Beritana, Karya seni tidak hanya sebatas keindahan saja, melainkan sebuah ekspresi dan objektifikasi manusia pada ruang dan waktu dimana mereka berada. Segala bentuk hasil cipta/karya manusia merupakan fakta budaya yang seharusnya dapat dipahami oleh masyarakat luas. Gejala keterbukaan budaya umumnya ditandai dengan adanya kebebasan lintas antarbudaya di berbagai negara. Dengan keterbukaan tersebut, wilayah Indonesia telah menciptakan tumbuhnya semangat modernisasi dan semakin mengalami percepatan di era millenium ini. Dampak yang terjadi telah menciptakan tumbuhnya masyarakat modern dengan berbagai bentuk kebudayaannya.
Demikian dengan bentuk modernisasi karya seni lukis yang tak terpisahkan dari proses transformasi budaya secara keseluruhan bagiannya. Terdapat bukti yang jelas adanya hubungan sinergis antara tumbuhnya pola pikir modern, program modernisasi, kebijakan politik, dinamika ekonomi, tumbuhnya pendidikan, program industrialisasi dan kebijakan pembangunan yang mendukung dengan nilai estetika dalam praktik seni lukis secara luas. Pemahaman makna dari sebuah lukisan merupakan sebuah upaya memproyeksikan kemampuan yang tersimpan dalam pengalaman seseorang. Bentuk pemikiran, ide-ide serta konsep-konsep dalam karya seni.

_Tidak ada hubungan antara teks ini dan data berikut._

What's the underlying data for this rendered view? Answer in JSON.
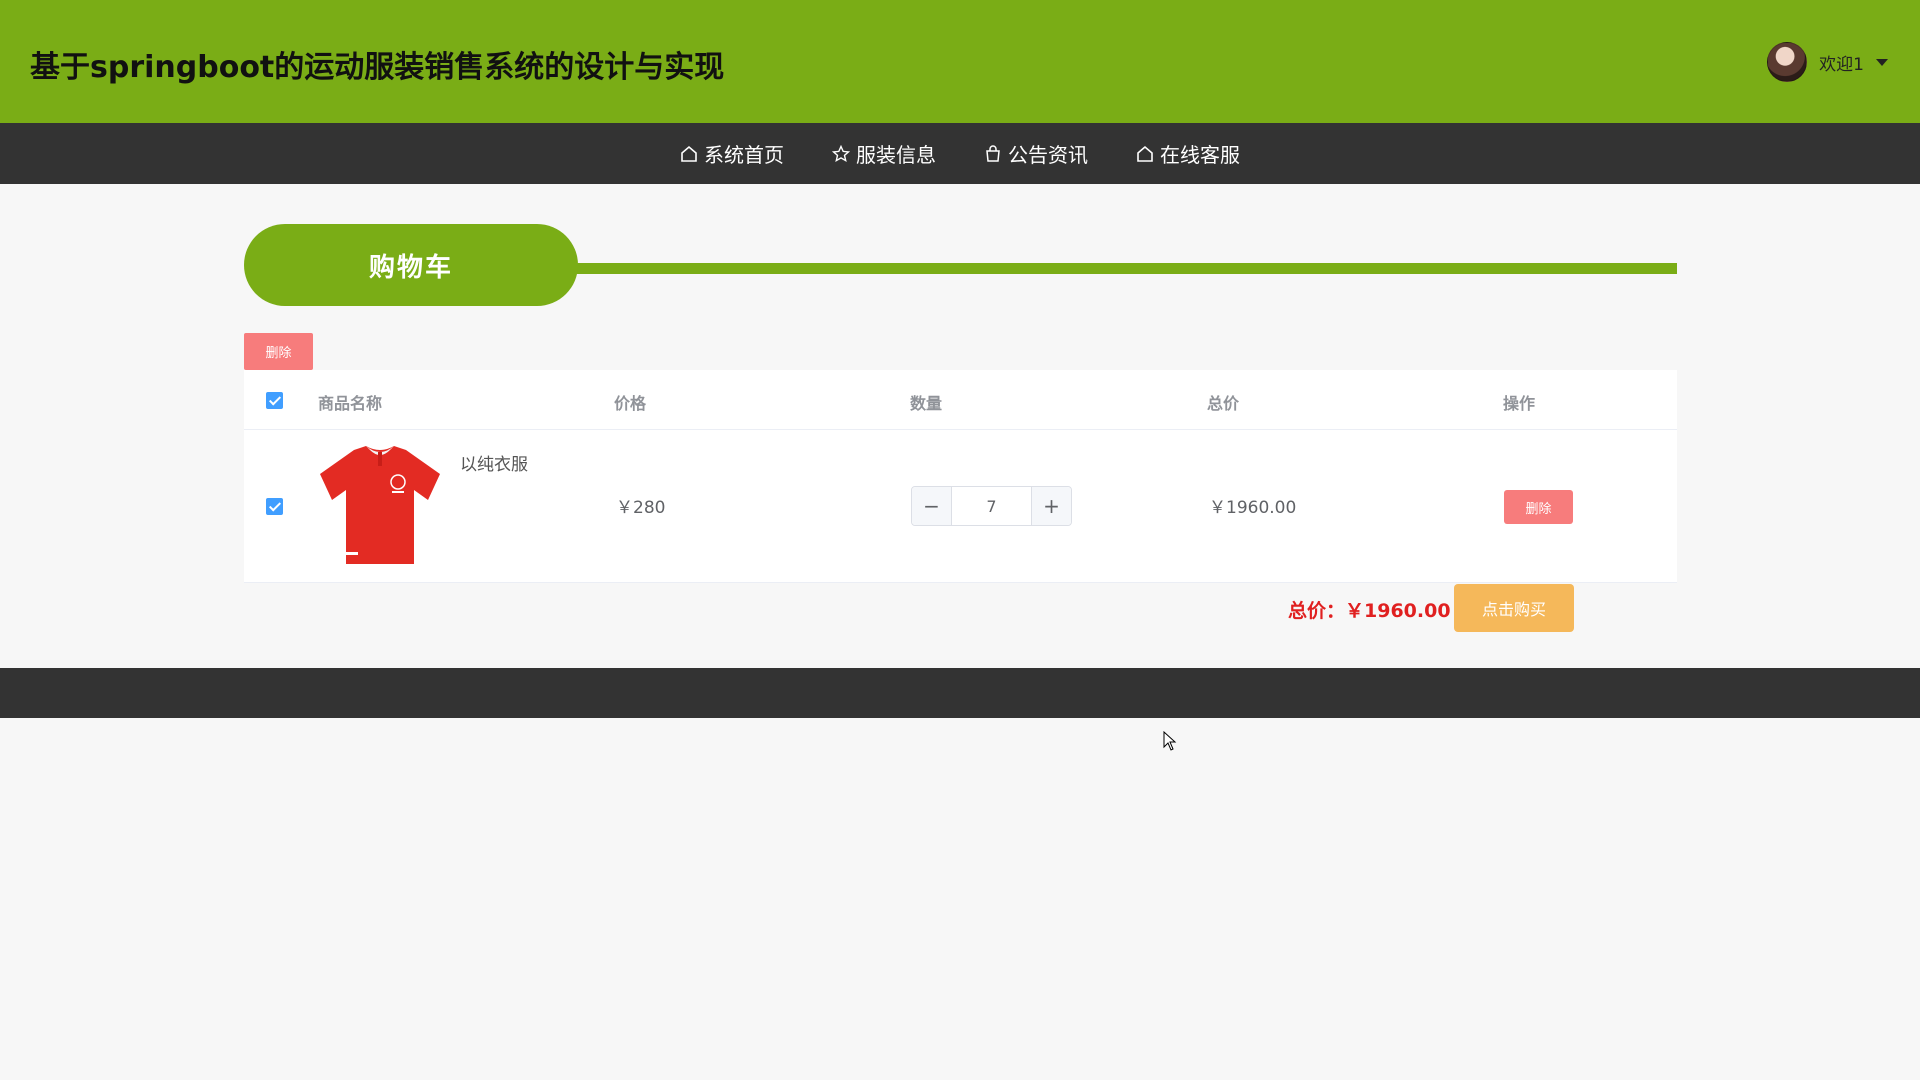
{
  "header": {
    "title": "基于springboot的运动服装销售系统的设计与实现",
    "user": {
      "greeting": "欢迎1",
      "avatar_icon": "user-avatar",
      "dropdown_icon": "caret-down-icon"
    }
  },
  "nav": {
    "items": [
      {
        "label": "系统首页",
        "icon": "home-icon"
      },
      {
        "label": "服装信息",
        "icon": "star-icon"
      },
      {
        "label": "公告资讯",
        "icon": "bag-icon"
      },
      {
        "label": "在线客服",
        "icon": "home-icon"
      }
    ]
  },
  "section": {
    "title": "购物车"
  },
  "toolbar": {
    "delete_label": "删除"
  },
  "table": {
    "headers": [
      "商品名称",
      "价格",
      "数量",
      "总价",
      "操作"
    ],
    "rows": [
      {
        "checked": true,
        "name": "以纯衣服",
        "price": "￥280",
        "quantity": "7",
        "total": "￥1960.00",
        "action_label": "删除",
        "image_desc": "red-polo-shirt"
      }
    ],
    "select_all_checked": true
  },
  "summary": {
    "total_text": "总价：￥1960.00",
    "buy_label": "点击购买"
  },
  "colors": {
    "brand_green": "#7aad16",
    "nav_dark": "#333333",
    "danger": "#f77c7c",
    "warning": "#f5b85a",
    "price_red": "#e02020",
    "checkbox_blue": "#409eff"
  }
}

Secara sederhana sosiologi seni dapat diartikan sebagai ilmu tentang sebuah kerangka analisa manusia yang berkaitan dengan aktifitas seni. Sosiologi seni mengkaji hal-hal yang terlibat dalam aktifitas seni, serta masyarakat diluar aktifitas seni yang nantinya akan mempengaruhi aktifitas seni tersebut. Kajian utama dari sosiologi seni adalah tentang masyarakat sebagai penikmat, pemerhati, peneliti, pengkaji, pendidik, serta pengelola seni yang merupakan komponen dari proses penciptaan seni. Misalnya seorang seniman menciptakan sebuah karya yang mungkin memiliki kaitan dengan latar belakang sosialnya (terkait kelas atau golongan tertentu). Kaitannya dengan sebuah karya seni (produk), yaitu dapat dianalisa kemungkinan adanya pengaruh dari subjek/pelaku tertentu yang mendominasi dalam proses penciptaan karya seni. Termasuk juga analisa kecenderungan pasar serta pengaruh karya seni yang tercipta di tengah masyarakat.